Anda mendanai begitu banyak kegiatan—filantropi ataupun politik—di berbagai negara. Apa alasannya dan bagaimana Anda menentukannya, termasuk untuk Indonesia?
Pada dasarnya saya percaya pada rakyat Indonesia untuk memutuskan apa yang dibutuhkannya. Saya hanya menyediakan dukungan finansial karena saya tidak bisa menjadi pakar tentang Indonesia. Dua bidang yang menjadi pusat perhatian kami di Indonesia adalah pertama, pemberdayaan hukum bagi warga miskin, dan kedua, masalah tenaga kerja (Indonesia) di luar negeri.
Indonesia punya ”pekerjaan rumah” besar selama puluhan tahun, yakni memberantas korupsi. Bagaimana pendapat Anda?

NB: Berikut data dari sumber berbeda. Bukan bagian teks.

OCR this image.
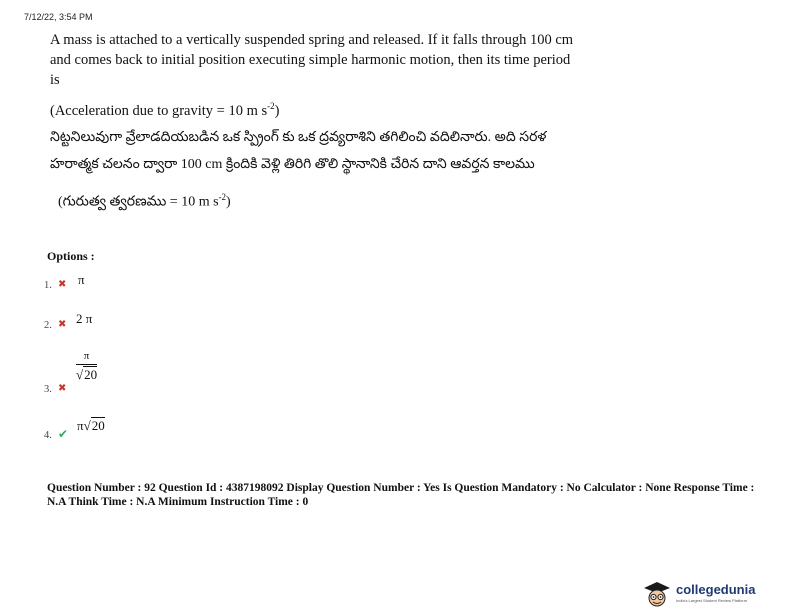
7/12/22, 3:54 PM
A mass is attached to a vertically suspended spring and released. If it falls through 100 cm and comes back to initial position executing simple harmonic motion, then its time period is
(Acceleration due to gravity = 10 m $s^{-2}$)
నిట్టనిలువుగా వ్రేలాడదియబడిన ఒక స్ప్రింగ్ కు ఒక ద్రవ్యరాశిని తగిలించి వదిలినారు. అది సరళ హరాత్మక చలనం ద్వారా 100 cm క్రిందికి వెళ్లి తిరిగి తొలి స్థానానికి చేరిన దాని ఆవర్తన కాలము
(గురుత్వ త్వరణము = 10 m $s^{-2}$)
Options :
1. ✖ π
2. ✖ 2 π
3. ✖
π
√20
4. ✔
π√20
Question Number : 92 Question Id : 4387198092 Display Question Number : Yes Is Question Mandatory : No Calculator : None Response Time : N.A Think Time : N.A Minimum Instruction Time : 0
collegedunia
India's Largest Student Review Platform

Kami sudah menghabiskan banyak waktu untuk mendukung berbagai upaya reformasi hukum di berbagai negara. Pada dasarnya sebagian besar usaha ini gagal. Kesimpulan kami, hampir tak mungkin melaksanakan reformasi sistem yang busuk dari dalam, karena mereka yang terlibat harus mempertahankan wilayah mereka, dan setiap individu sudah begitu terjerat dalam sistem. Maka satu-satunya pendekatan yang barangkali bisa memberikan hasil adalah mendirikan peradilan baru yang menetapkan prinsip berbeda dari awal. Sampai tingkat tertentu, saya pikir hal ini telah terjadi di Indonesia.
Seperti apa, misalnya?
Ada lembaga pemberantasan korupsi (Komisi Pemberantasan Korupsi—Red.), yang punya penyidik sendiri, penuntut sendiri, dan proses yudisial sendiri. Dan badan ini benar-benar telah mengguncang banyak kasus serta membuat dampak besar.

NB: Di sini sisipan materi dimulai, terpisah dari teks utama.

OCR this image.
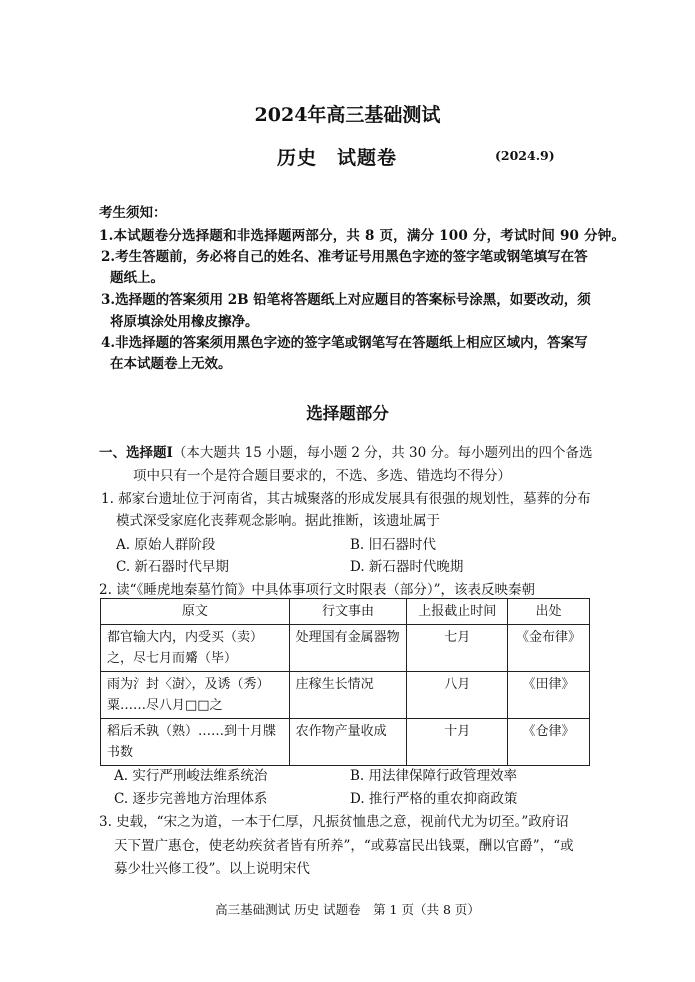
2024年高三基础测试
历史　试题卷	(2024.9)
考生须知：
1.本试题卷分选择题和非选择题两部分，共 8 页，满分 100 分，考试时间 90 分钟。
2.考生答题前，务必将自己的姓名、准考证号用黑色字迹的签字笔或钢笔填写在答
题纸上。
3.选择题的答案须用 2B 铅笔将答题纸上对应题目的答案标号涂黑，如要改动，须
将原填涂处用橡皮擦净。
4.非选择题的答案须用黑色字迹的签字笔或钢笔写在答题纸上相应区域内，答案写
在本试题卷上无效。
选择题部分
一、选择题Ⅰ（本大题共 15 小题，每小题 2 分，共 30 分。每小题列出的四个备选
项中只有一个是符合题目要求的，不选、多选、错选均不得分）
1. 郝家台遗址位于河南省，其古城聚落的形成发展具有很强的规划性，墓葬的分布
模式深受家庭化丧葬观念影响。据此推断，该遗址属于
A. 原始人群阶段	B. 旧石器时代
C. 新石器时代早期	D. 新石器时代晚期
2. 读“《睡虎地秦墓竹简》中具体事项行文时限表（部分）”，该表反映秦朝
原文	行文事由	上报截止时间	出处
都官输大内，内受买（卖）之，尽七月而觱（毕）	处理国有金属器物	七月	《金布律》
雨为氵封〈澍〉，及诱（秀）粟……尽八月□□之	庄稼生长情况	八月	《田律》
稻后禾孰（熟）……到十月牒书数	农作物产量收成	十月	《仓律》
A. 实行严刑峻法维系统治	B. 用法律保障行政管理效率
C. 逐步完善地方治理体系	D. 推行严格的重农抑商政策
3. 史载，“宋之为道，一本于仁厚，凡振贫恤患之意，视前代尤为切至。”政府诏
天下置广惠仓，使老幼疾贫者皆有所养”，“或募富民出钱粟，酬以官爵”，“或
募少壮兴修工役”。以上说明宋代
高三基础测试 历史 试题卷　第 1 页（共 8 页）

Pemain pasar selalu membandingkan kelihaian Anda dalam spekulasi dengan Warren Buffett. Pernahkah Anda gagal atau rugi dalam berinvestasi?
Pernahkah saya merugi? Ya, tentu saja pernah ha-ha-ha.... Sekitar 45 persen dari investasi.
Anda yakin sampai 45 persen?
Saya tidak mengkalkulasikannya. Tapi, kalau ada yang menghitungnya, mungkin transaksi yang merugi jumlahnya ada sebanyak transaksi yang menguntungkan. Biasanya, tiga kali rugi, sekali untung. Tapi yang sekali itu justru yang besar ha-ha-ha....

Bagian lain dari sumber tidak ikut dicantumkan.